Overall, it turns out that the understanding of UAB pathophysiology is still hinder by the absence of proper animal models.41 Thus, to overcome this problem, more research is needed in the future to enhance animal modeling of UAB, namely by developing animal models that study interactions between the diverse pathologies associated with the onset of this condition.11,41

Conclusion

UAB is a complex and multifactorial LUT condition. Even though being common, both in men and women, and responsible for significant impacts in the quality of life of patients, UAB remains poorly understood and with limited and ineffective treatment options available.
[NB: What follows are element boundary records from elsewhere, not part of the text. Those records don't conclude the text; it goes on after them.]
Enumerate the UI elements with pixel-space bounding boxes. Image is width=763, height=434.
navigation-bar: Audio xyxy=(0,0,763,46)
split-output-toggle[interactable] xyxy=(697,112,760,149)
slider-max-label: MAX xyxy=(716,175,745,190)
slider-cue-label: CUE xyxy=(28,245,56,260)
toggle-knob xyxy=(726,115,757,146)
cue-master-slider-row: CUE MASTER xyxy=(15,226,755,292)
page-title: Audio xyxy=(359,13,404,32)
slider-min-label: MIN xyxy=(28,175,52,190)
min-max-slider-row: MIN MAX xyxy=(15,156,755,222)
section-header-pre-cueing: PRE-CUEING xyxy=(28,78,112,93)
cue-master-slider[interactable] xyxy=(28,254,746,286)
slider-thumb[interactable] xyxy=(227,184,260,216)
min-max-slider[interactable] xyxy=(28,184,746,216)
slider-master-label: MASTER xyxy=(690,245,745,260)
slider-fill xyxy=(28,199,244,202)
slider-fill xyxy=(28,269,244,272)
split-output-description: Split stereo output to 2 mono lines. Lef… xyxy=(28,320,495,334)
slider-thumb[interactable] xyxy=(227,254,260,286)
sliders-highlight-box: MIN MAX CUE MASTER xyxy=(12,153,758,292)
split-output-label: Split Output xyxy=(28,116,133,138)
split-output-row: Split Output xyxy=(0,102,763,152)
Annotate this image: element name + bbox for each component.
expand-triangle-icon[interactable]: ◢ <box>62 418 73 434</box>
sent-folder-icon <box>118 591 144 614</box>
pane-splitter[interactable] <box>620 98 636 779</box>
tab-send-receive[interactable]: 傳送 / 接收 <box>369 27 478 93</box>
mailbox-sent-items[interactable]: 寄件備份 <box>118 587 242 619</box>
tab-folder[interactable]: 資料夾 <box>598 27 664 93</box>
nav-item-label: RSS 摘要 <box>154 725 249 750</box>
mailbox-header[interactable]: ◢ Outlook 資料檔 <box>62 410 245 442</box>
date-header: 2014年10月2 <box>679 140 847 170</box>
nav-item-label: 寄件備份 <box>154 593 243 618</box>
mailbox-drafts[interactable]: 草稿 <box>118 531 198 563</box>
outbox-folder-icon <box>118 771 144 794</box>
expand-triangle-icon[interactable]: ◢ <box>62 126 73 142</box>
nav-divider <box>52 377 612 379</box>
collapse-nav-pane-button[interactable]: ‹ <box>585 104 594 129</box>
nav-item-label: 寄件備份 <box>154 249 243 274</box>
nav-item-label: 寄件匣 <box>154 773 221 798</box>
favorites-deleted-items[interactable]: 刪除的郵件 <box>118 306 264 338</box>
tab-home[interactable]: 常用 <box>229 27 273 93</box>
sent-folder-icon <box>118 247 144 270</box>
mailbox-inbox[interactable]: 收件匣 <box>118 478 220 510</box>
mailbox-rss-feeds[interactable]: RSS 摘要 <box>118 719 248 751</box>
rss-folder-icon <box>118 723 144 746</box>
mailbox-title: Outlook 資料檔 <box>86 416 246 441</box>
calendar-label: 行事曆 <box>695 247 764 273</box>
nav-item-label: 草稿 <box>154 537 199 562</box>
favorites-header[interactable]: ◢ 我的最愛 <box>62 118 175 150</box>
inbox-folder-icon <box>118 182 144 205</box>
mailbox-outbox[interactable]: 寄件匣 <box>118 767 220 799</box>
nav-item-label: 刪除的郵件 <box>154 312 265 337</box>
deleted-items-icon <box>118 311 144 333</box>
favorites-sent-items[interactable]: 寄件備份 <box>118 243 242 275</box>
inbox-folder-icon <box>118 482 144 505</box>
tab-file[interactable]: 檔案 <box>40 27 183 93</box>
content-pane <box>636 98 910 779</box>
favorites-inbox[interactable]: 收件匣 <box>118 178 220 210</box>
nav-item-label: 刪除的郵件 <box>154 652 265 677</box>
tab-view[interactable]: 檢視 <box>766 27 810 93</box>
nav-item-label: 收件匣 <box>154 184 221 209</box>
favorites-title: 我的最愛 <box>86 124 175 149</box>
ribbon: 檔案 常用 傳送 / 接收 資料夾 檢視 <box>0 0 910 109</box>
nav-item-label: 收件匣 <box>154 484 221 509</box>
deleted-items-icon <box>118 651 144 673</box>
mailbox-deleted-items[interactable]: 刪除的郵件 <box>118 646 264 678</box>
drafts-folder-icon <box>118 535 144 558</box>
Although recent advances in UAB research have come to improve our knowledge about the complex pathophysiology of this condition, there are many doubts that remain, namely as regards the translational value of current animal models. Therefore, in the future, more research is required to develop more appropriate animal models that study interactions between the various pathologies involved in the onset of UAB.

Acknowledgments

None.

Conflicts of interest

The authors report no conflicts of interest.